The Democratic National Committee announced Thursday the list of presidential candidates who will take the stage at the first primary debates, on June 26 and 27.
To accommodate the massive field of candidates, the debates will be spread over two nights, with 10 candidates taking the stage for each two-hour debate.
Here are the candidates who the DNC said have made the cut, in alphabetical order:
- Colorado Sen. Michael Bennet
- Former Vice President Joe Biden*
- New Jersey Sen. Cory Booker*
- South Bend, Ind., Mayor Pete Buttigieg*
- Former HUD Secretary Julián Castro*
- New York City Mayor Bill de Blasio
- Former Maryland Rep. John Delaney
- Hawaii Rep. Tulsi Gabbard*
- New York Sen. Kirsten Gillibrand*
- California Sen. Kamala Harris*
- Former Colorado Gov. John Hickenlooper
- Washington Gov. Jay Inslee*
- Minnesota Sen. Amy Klobuchar*
- Former Texas Rep. Beto O’Rourke*
- Ohio Rep. Tim Ryan
- Vermont Sen. Bernie Sanders*
- California Rep. Eric Swalwell
- Massachusetts Sen. Elizabeth Warren*
- Writer and spiritual guru Marianne Williamson*
- Entrepreneur Andrew Yang*
In order to qualify, all candidates had to hit either a fundraising or a polling threshold. For fundraising, candidates had to have at least 65,000 donors and at least 200 donors in each of 20 states. For polling, candidates had to garner at least 1% support in at least three national or early-state polls.

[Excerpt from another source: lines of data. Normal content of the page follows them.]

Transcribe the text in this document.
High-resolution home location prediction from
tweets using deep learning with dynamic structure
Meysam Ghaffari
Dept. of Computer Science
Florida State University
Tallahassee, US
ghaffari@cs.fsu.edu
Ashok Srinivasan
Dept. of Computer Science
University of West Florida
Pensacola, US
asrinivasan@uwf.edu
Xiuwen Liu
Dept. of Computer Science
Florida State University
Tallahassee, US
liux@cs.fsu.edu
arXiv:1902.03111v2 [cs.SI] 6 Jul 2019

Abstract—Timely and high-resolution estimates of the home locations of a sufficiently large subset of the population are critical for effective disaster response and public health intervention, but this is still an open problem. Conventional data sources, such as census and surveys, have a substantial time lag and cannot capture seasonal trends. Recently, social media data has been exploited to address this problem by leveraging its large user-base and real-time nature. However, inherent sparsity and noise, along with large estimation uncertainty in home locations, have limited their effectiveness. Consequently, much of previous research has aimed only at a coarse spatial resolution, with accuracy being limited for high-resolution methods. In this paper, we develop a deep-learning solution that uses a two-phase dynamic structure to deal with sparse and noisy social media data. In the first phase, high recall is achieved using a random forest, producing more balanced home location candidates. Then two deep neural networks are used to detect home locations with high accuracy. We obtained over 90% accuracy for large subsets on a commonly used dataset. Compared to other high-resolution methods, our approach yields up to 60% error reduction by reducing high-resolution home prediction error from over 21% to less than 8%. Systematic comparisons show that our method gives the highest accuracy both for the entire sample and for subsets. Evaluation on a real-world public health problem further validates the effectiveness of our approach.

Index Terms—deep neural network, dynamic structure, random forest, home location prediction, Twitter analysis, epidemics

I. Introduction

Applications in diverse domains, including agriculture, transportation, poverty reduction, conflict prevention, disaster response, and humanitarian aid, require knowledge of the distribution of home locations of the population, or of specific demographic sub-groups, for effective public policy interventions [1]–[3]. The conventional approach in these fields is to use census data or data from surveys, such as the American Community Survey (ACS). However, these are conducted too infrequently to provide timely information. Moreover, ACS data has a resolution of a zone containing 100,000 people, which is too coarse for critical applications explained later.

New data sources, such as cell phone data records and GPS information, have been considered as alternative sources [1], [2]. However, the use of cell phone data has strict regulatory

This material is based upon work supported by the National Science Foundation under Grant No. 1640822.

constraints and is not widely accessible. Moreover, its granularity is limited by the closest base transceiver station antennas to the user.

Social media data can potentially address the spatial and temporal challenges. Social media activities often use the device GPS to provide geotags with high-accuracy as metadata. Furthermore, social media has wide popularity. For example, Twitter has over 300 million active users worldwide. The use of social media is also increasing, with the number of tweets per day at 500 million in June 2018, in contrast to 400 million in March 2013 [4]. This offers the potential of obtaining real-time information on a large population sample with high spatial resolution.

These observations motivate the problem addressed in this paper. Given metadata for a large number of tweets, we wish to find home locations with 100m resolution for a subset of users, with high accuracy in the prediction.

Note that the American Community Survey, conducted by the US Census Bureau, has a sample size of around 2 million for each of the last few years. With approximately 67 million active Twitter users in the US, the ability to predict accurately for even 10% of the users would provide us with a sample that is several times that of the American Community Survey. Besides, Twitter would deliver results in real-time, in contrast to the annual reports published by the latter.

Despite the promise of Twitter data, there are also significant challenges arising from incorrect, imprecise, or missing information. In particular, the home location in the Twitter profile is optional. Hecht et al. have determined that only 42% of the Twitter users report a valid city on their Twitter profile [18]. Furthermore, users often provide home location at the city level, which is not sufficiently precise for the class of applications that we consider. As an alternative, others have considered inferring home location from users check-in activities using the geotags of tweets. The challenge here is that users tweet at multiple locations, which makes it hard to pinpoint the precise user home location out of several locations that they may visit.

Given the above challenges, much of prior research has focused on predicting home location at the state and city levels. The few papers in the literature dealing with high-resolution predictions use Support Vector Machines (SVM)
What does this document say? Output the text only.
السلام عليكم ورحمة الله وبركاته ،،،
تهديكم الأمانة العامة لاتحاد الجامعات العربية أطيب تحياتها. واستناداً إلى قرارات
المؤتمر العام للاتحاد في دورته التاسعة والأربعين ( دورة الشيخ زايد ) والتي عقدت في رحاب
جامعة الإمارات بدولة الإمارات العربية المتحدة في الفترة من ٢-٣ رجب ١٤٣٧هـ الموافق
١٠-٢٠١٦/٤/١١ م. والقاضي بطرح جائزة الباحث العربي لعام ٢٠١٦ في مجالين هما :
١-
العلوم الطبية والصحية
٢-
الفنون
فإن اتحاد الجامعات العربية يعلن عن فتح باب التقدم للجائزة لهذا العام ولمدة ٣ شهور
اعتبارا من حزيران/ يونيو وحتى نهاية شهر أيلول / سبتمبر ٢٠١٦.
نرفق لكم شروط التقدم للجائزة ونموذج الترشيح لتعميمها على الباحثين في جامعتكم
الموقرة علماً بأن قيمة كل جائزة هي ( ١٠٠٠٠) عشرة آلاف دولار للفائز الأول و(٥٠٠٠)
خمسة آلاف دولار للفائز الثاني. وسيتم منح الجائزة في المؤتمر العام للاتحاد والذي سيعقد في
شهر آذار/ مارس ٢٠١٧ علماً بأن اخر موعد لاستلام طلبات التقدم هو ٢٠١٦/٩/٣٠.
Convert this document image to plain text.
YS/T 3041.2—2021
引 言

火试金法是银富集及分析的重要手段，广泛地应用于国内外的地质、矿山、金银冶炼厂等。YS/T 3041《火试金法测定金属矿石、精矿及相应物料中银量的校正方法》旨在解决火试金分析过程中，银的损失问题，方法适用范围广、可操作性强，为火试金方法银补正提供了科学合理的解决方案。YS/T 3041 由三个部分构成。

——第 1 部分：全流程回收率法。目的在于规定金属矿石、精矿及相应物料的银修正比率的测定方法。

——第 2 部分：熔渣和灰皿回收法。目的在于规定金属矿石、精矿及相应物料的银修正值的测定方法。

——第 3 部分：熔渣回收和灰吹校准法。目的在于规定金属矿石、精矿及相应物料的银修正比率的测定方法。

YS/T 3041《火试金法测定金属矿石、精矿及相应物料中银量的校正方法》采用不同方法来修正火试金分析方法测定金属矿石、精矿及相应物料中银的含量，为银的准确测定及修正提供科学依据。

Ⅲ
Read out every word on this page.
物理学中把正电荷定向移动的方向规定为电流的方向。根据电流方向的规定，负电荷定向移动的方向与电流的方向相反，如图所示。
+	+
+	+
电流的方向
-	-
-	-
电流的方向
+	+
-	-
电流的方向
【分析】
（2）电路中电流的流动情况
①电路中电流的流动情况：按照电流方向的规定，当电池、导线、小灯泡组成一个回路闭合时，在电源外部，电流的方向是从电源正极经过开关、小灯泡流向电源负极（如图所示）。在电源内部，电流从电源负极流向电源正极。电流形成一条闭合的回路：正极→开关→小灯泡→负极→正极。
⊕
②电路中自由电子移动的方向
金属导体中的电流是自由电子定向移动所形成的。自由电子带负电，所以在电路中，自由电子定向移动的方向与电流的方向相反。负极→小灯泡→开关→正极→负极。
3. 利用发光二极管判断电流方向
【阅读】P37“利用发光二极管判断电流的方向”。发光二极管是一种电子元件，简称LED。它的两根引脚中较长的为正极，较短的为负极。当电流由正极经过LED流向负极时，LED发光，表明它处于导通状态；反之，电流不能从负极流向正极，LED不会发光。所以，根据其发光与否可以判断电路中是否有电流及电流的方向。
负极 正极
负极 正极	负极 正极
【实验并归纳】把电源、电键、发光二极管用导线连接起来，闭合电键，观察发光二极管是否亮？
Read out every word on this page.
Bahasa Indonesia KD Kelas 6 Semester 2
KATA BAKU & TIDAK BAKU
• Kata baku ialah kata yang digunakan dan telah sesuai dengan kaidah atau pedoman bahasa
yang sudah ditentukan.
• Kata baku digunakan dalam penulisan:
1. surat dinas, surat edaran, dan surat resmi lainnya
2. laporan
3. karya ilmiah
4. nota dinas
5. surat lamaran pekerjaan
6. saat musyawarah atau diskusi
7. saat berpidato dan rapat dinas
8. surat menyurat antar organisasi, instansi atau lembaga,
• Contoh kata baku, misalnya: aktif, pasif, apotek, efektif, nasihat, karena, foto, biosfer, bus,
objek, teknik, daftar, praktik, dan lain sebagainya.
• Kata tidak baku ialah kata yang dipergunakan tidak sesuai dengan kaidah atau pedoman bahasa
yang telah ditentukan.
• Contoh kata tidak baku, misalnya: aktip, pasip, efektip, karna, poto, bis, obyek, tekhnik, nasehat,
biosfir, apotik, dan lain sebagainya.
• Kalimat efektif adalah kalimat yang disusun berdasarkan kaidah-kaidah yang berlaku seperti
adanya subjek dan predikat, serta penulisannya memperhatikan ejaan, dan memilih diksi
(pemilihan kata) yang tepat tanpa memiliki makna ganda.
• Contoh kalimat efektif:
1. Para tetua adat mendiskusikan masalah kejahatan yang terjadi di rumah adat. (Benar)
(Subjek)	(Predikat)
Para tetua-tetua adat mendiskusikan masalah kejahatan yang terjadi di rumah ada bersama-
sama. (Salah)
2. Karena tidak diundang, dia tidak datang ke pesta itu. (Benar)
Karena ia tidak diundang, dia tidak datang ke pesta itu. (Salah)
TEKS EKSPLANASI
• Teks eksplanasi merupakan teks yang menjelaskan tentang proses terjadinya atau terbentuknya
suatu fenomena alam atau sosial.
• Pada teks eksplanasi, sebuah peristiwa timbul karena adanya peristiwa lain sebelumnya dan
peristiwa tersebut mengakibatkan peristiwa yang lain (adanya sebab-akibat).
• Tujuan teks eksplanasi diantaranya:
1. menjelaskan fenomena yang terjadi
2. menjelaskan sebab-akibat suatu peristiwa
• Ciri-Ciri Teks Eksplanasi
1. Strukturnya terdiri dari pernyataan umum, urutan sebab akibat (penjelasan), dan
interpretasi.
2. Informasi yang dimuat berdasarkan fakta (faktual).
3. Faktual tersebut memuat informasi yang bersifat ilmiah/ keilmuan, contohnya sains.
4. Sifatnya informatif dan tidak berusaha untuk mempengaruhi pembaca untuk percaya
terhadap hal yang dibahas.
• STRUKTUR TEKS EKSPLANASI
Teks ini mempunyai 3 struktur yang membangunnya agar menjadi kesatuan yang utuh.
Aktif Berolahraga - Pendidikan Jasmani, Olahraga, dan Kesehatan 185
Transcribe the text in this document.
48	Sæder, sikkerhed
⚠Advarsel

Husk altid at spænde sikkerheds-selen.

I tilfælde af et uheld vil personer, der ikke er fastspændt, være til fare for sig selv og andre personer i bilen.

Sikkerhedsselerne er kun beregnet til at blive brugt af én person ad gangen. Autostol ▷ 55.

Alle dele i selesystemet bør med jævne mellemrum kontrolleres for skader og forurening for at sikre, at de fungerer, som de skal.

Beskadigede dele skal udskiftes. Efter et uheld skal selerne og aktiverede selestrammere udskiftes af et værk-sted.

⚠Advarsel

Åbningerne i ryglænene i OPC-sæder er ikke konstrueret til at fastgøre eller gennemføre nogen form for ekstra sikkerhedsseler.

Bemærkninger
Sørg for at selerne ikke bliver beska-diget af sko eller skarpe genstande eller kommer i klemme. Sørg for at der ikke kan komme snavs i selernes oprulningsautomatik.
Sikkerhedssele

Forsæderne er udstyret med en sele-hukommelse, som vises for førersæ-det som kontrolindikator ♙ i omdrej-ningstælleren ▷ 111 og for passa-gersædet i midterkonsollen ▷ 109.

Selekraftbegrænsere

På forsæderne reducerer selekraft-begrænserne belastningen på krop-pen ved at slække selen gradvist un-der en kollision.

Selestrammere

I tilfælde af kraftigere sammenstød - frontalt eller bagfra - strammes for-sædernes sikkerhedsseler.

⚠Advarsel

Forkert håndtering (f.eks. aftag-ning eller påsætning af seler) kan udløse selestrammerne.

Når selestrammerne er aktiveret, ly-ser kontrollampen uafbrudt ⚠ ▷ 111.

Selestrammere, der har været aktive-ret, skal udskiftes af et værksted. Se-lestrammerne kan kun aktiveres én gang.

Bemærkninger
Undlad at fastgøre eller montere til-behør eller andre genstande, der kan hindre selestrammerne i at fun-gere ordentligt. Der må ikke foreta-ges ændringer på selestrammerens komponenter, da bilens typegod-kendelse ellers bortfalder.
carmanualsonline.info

Candidates marked with an asterisk (*) above met both thresholds according to the DNC.
On Friday, the DNC is set to announce which 10 candidates will take the stage on each night of the debates on June 26 and 27.
Of the 23 major candidates in the race, three did not make the first debate: Montana Gov. Steve Bullock; Miramar, Fla., Mayor Wayne Messam; and Massachusetts Rep. Seth Moulton.
Not all of the candidates agree with the DNC’s assessment. On Thursday morning, Bullock’s campaign sent a letter to the DNC making the case that he should be in the debate.
At issue is one ABC News/Washington Post poll from February, which had Bullock registering 1% support. Bullock’s camp lists this among his qualifying poll results. And indeed, in its initial qualifying criteria, the DNC listed both ABC and Washington Post polls as qualifying polls.
The DNC recently told Politico that it would not count that poll because it asked voters whom they would support in the primary in an open-ended fashion, rather than having them pick from a list.
Bullock waited to enter the race until the Montana legislature was out of session, which also gave him less time to try to amass 65,000 donors.